Mutualité sociale agricole : des sentinelles en première ligne
Publié par Claire Marion le 16 février 2022
Dans le cadre de la prévention du risque suicidaire, des bénévoles mais aussi professionnels (travailleurs sociaux, collaborateurs chargés des relations avec les assurés, du recouvrement, du contrôle…) sont formés à détecter les « signaux faibles ». (Photo d’illustration Franck Beloncle)

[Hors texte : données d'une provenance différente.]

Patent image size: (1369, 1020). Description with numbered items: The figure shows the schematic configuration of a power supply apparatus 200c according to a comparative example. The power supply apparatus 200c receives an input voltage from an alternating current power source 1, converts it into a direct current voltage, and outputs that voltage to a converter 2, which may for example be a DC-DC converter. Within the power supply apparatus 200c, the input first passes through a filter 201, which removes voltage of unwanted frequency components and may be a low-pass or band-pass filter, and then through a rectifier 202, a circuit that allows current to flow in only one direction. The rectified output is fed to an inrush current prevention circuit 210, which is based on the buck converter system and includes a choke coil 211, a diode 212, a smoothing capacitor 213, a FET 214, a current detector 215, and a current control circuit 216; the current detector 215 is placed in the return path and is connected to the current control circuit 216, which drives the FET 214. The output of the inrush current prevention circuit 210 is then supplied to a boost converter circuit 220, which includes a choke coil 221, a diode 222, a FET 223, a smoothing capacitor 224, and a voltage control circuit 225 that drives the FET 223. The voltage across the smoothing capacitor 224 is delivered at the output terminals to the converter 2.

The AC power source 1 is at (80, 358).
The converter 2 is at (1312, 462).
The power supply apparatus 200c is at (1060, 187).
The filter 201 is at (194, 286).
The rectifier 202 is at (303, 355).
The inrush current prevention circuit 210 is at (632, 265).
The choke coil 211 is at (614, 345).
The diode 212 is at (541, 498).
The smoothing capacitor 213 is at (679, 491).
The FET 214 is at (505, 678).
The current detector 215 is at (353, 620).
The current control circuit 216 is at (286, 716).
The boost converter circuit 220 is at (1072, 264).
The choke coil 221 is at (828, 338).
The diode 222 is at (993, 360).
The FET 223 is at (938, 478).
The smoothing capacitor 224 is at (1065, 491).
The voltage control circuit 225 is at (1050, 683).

Le mal-être agricole est une réalité. La prévention du risque suicidaire, une évidence pour la MSA des Portes de Bretagne qui forme notamment des « sentinelles ». Ces hommes et femmes apprennent à détecter les « signaux faibles », pour que soit mis en place un accompagnement et éviter le pire.
1 Prévenir et accompagner
Dans une région où l’agriculture représente 4 % des emplois (deux fois plus qu’au niveau national), « les acteurs du monde agricole breton ont développé de longue date des actions de prévention et d’accompagnement des difficultés », explique Alain Foret, directeur des territoires et de l’innovation à la MSA des Portes de Bretagne.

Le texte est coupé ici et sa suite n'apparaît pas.